The flat rate scheme simplifies the accounting process by making VAT payable as a single fixed percentage applied to gross turnover. This also usually results in a company having to pay less to HMRC. The scheme may be suitable for one or two-person service businesses which turn over up to £150,000 per year and bill their clients for a much higher proportion of VAT than they pay out on goods or services.
Using this scheme, HMRC charge a reduced rate to businesses (discounted by a further one per cent in the first year) which is applied to the quarter’s gross billings to clients.
Larger SMEs that turnover up to £1.35 million annually can consider the cash accounting scheme (CAS) or the annual accounting scheme (AAS). The former enables smaller businesses to defer payments of tax liabilities, only paying out VAT after they have had their invoices settled. There is no formal application required to join the CAS and businesses can begin to use this scheme without notifying HMRC.
Meanwhile AAS requires businesses to complete only a single VAT return each year, so alleviating administrative burdens and helping them to better manage cash flow. A fixed interim payment is then required, with qualifying companies given an extra month to submit the return and pay tax due followed by an annual balancing payment.

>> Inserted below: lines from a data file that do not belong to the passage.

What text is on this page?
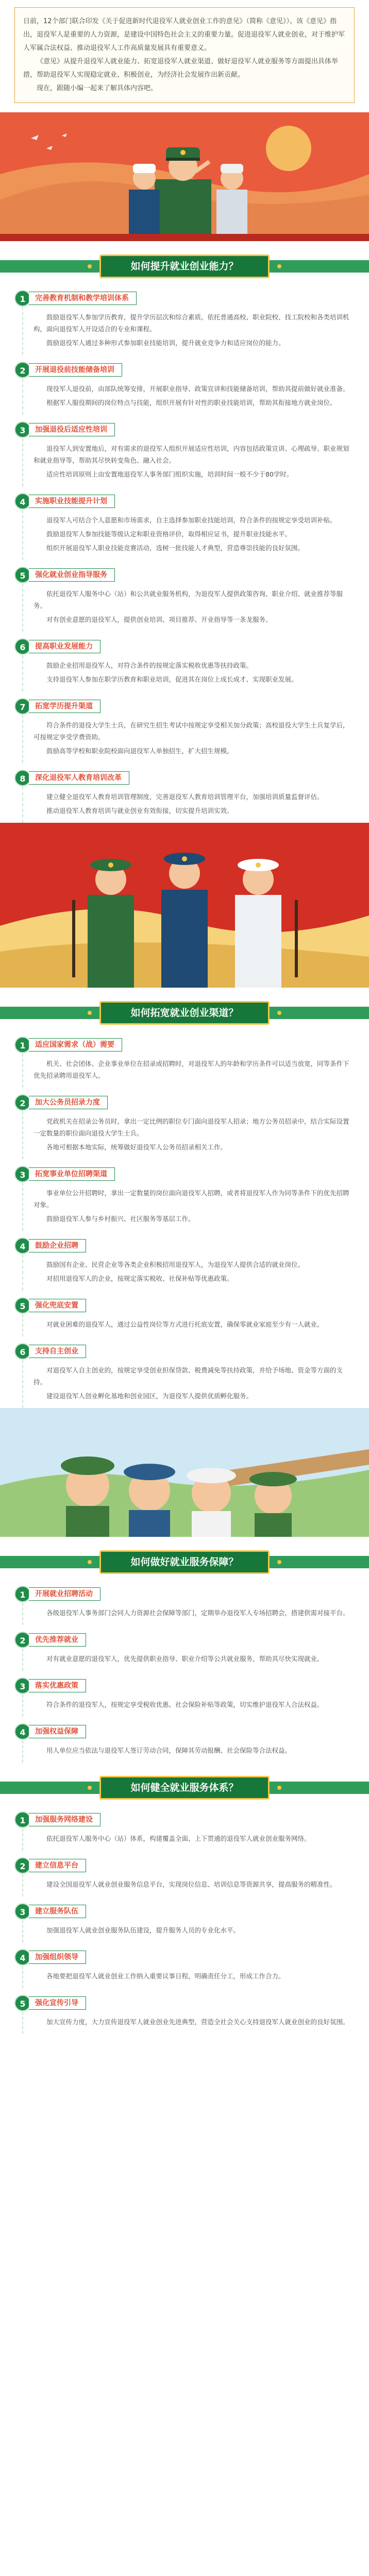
日前，12个部门联合印发《关于促进新时代退役军人就业创业工作的意见》（简称《意见》）。该《意见》指出，退役军人是重要的人力资源，是建设中国特色社会主义的重要力量。促进退役军人就业创业，对于维护军人军属合法权益、推动退役军人工作高质量发展具有重要意义。

《意见》从提升退役军人就业能力、拓宽退役军人就业渠道、做好退役军人就业服务等方面提出具体举措，帮助退役军人实现稳定就业、积极创业，为经济社会发展作出新贡献。

现在，跟随小编一起来了解具体内容吧。

如何提升就业创业能力？
1	完善教育机制和教学培训体系

鼓励退役军人参加学历教育，提升学历层次和综合素质。依托普通高校、职业院校、技工院校和各类培训机构，面向退役军人开设适合的专业和课程。

鼓励退役军人通过多种形式参加职业技能培训，提升就业竞争力和适应岗位的能力。

2	开展退役前技能储备培训

现役军人退役前，由部队统筹安排，开展职业指导、政策宣讲和技能储备培训，帮助其提前做好就业准备。

根据军人服役期间的岗位特点与技能，组织开展有针对性的职业技能培训，帮助其衔接地方就业岗位。

3	加强退役后适应性培训

退役军人到安置地后，对有需求的退役军人组织开展适应性培训，内容包括政策宣讲、心理疏导、职业规划和就业指导等，帮助其尽快转变角色、融入社会。

适应性培训原则上由安置地退役军人事务部门组织实施，培训时间一般不少于80学时。

4	实施职业技能提升计划

退役军人可结合个人意愿和市场需求，自主选择参加职业技能培训，符合条件的按规定享受培训补贴。

鼓励退役军人参加技能等级认定和职业资格评价，取得相应证书，提升职业技能水平。

组织开展退役军人职业技能竞赛活动，选树一批技能人才典型，营造尊崇技能的良好氛围。

5	强化就业创业指导服务

依托退役军人服务中心（站）和公共就业服务机构，为退役军人提供政策咨询、职业介绍、就业推荐等服务。

对有创业意愿的退役军人，提供创业培训、项目推荐、开业指导等一条龙服务。

6	提高职业发展能力

鼓励企业招用退役军人，对符合条件的按规定落实税收优惠等扶持政策。

支持退役军人参加在职学历教育和职业培训，促进其在岗位上成长成才、实现职业发展。

7	拓宽学历提升渠道

符合条件的退役大学生士兵，在研究生招生考试中按规定享受相关加分政策；高校退役大学生士兵复学后，可按规定享受学费资助。

鼓励高等学校和职业院校面向退役军人单独招生，扩大招生规模。

8	深化退役军人教育培训改革

建立健全退役军人教育培训管理制度，完善退役军人教育培训管理平台，加强培训质量监督评估。

推动退役军人教育培训与就业创业有效衔接，切实提升培训实效。

如何拓宽就业创业渠道？
1	适应国家需求（战）需要

机关、社会团体、企业事业单位在招录或招聘时，对退役军人的年龄和学历条件可以适当放宽，同等条件下优先招录聘用退役军人。

2	加大公务员招录力度

党政机关在招录公务员时，拿出一定比例的职位专门面向退役军人招录；地方公务员招录中，结合实际设置一定数量的职位面向退役大学生士兵。

各地可根据本地实际，统筹做好退役军人公务员招录相关工作。

3	拓宽事业单位招聘渠道

事业单位公开招聘时，拿出一定数量的岗位面向退役军人招聘，或者将退役军人作为同等条件下的优先招聘对象。

鼓励退役军人参与乡村振兴、社区服务等基层工作。

4	鼓励企业招聘

鼓励国有企业、民营企业等各类企业积极招用退役军人，为退役军人提供合适的就业岗位。

对招用退役军人的企业，按规定落实税收、社保补贴等优惠政策。

5	强化兜底安置

对就业困难的退役军人，通过公益性岗位等方式进行托底安置，确保零就业家庭至少有一人就业。

6	支持自主创业

对退役军人自主创业的，按规定享受创业担保贷款、税费减免等扶持政策，并给予场地、资金等方面的支持。

建设退役军人创业孵化基地和创业园区，为退役军人提供优质孵化服务。

如何做好就业服务保障？
1	开展就业招聘活动

各级退役军人事务部门会同人力资源社会保障等部门，定期举办退役军人专场招聘会，搭建供需对接平台。

2	优先推荐就业

对有就业意愿的退役军人，优先提供职业指导、职业介绍等公共就业服务，帮助其尽快实现就业。

3	落实优惠政策

符合条件的退役军人，按规定享受税收优惠、社会保险补贴等政策，切实维护退役军人合法权益。

4	加强权益保障

用人单位应当依法与退役军人签订劳动合同，保障其劳动报酬、社会保险等合法权益。

如何健全就业服务体系？
1	加强服务网络建设

依托退役军人服务中心（站）体系，构建覆盖全面、上下贯通的退役军人就业创业服务网络。

2	建立信息平台

建设全国退役军人就业创业服务信息平台，实现岗位信息、培训信息等资源共享，提高服务的精准性。

3	建立服务队伍

加强退役军人就业创业服务队伍建设，提升服务人员的专业化水平。

4	加强组织领导

各地要把退役军人就业创业工作纳入重要议事日程，明确责任分工，形成工作合力。

5	强化宣传引导

加大宣传力度，大力宣传退役军人就业创业先进典型，营造全社会关心支持退役军人就业创业的良好氛围。
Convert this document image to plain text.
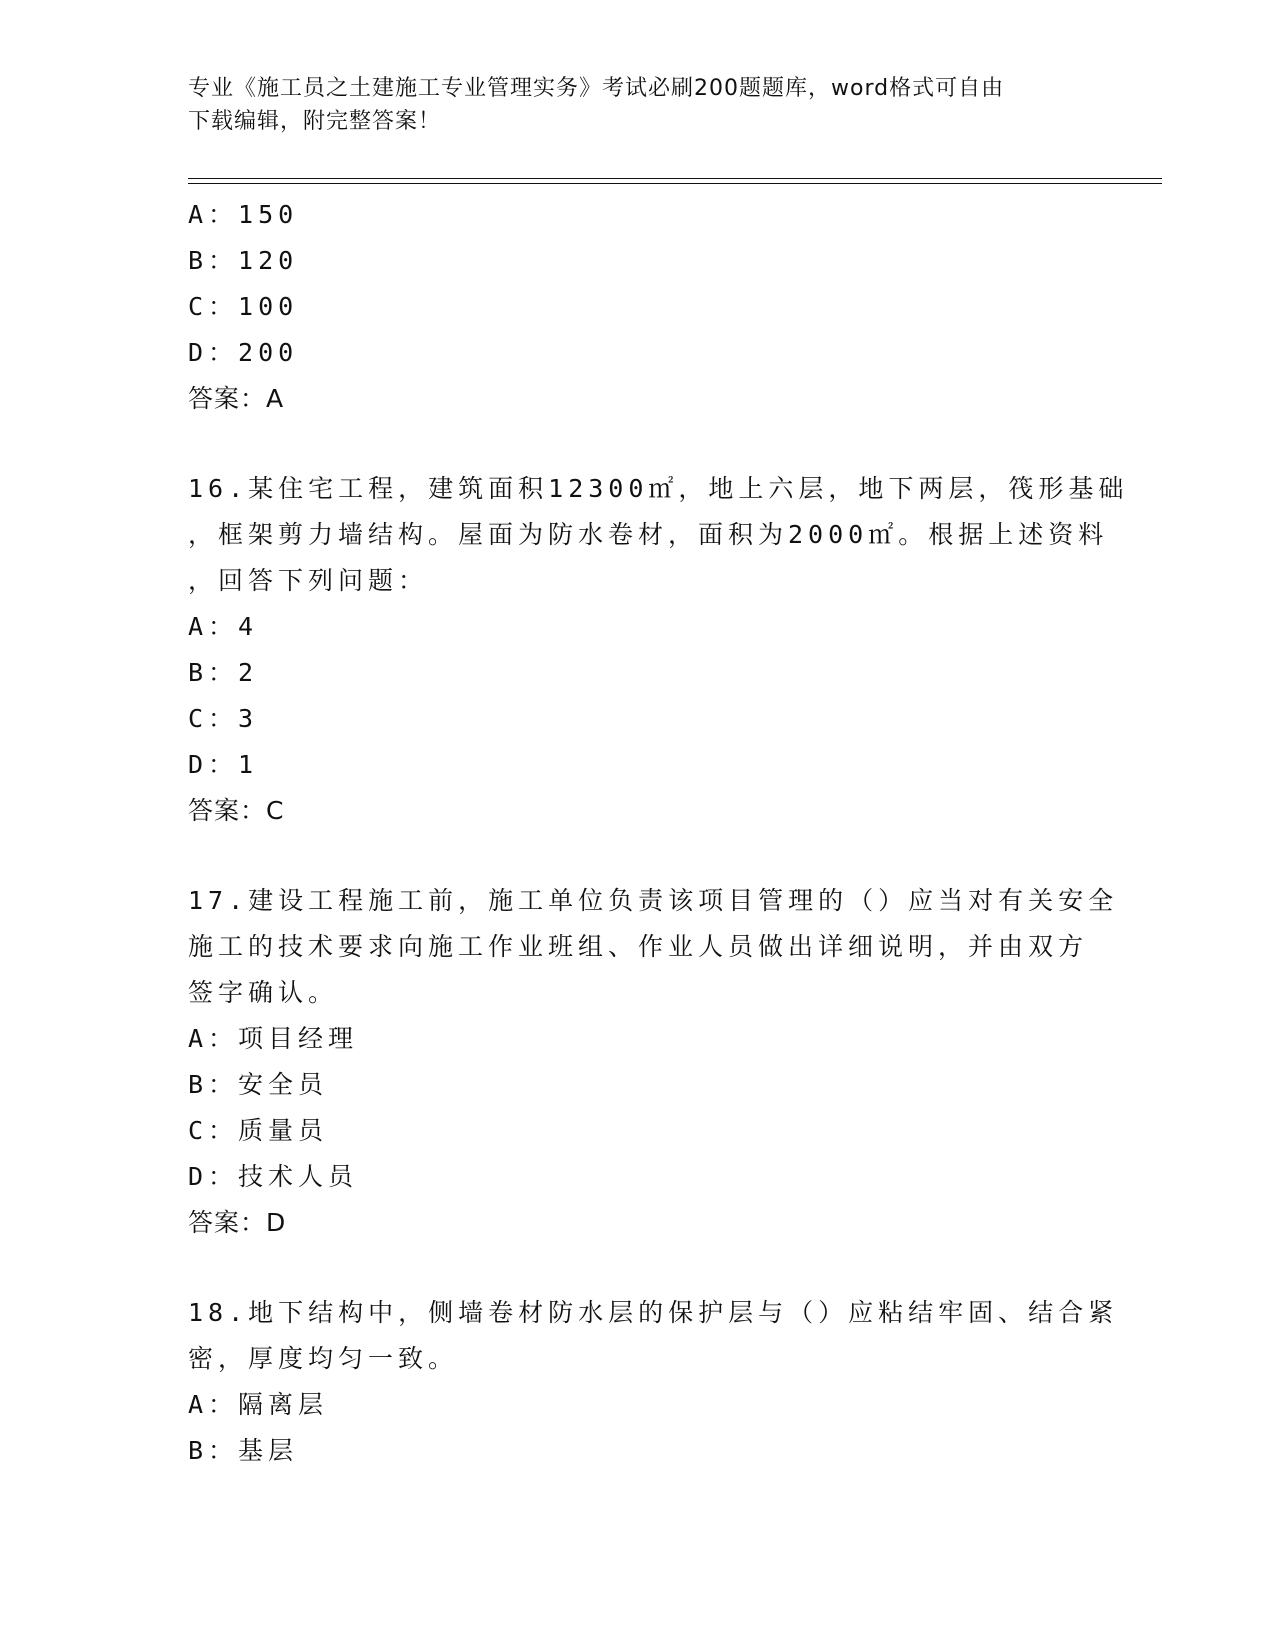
专业《施工员之土建施工专业管理实务》考试必刷200题题库，word格式可自由
下载编辑，附完整答案！
A：150
B：120
C：100
D：200
答案：A
16.某住宅工程，建筑面积12300㎡，地上六层，地下两层，筏形基础
，框架剪力墙结构。屋面为防水卷材，面积为2000㎡。根据上述资料
，回答下列问题：
A：4
B：2
C：3
D：1
答案：C
17.建设工程施工前，施工单位负责该项目管理的（）应当对有关安全
施工的技术要求向施工作业班组、作业人员做出详细说明，并由双方
签字确认。
A：项目经理
B：安全员
C：质量员
D：技术人员
答案：D
18.地下结构中，侧墙卷材防水层的保护层与（）应粘结牢固、结合紧
密，厚度均匀一致。
A：隔离层
B：基层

Start-up businesses that require an extended development phase with little or no revenue generated can certainly benefit from voluntary registration as this allows them to reclaim their VAT back on expenditure. VAT monthly returns as opposed to quarterly submissions can also increase cash flow to fledgling businesses.
Any SME that has under-recovered or over-accounted for VAT in the past four years can address this by making a claim to HMRC. The reverse is also true and HMRC have the right to assess for any underpayments in the same timescales.
I would always advise any registered company to carry out regular reviews of their treatment of income and VAT recovery position, as doing this could reduce the risk of penalties which tend to be significantly higher if HMRC uncovers a discrepancy. That could result in what is often the worst kind of headache for an SME: a financial one.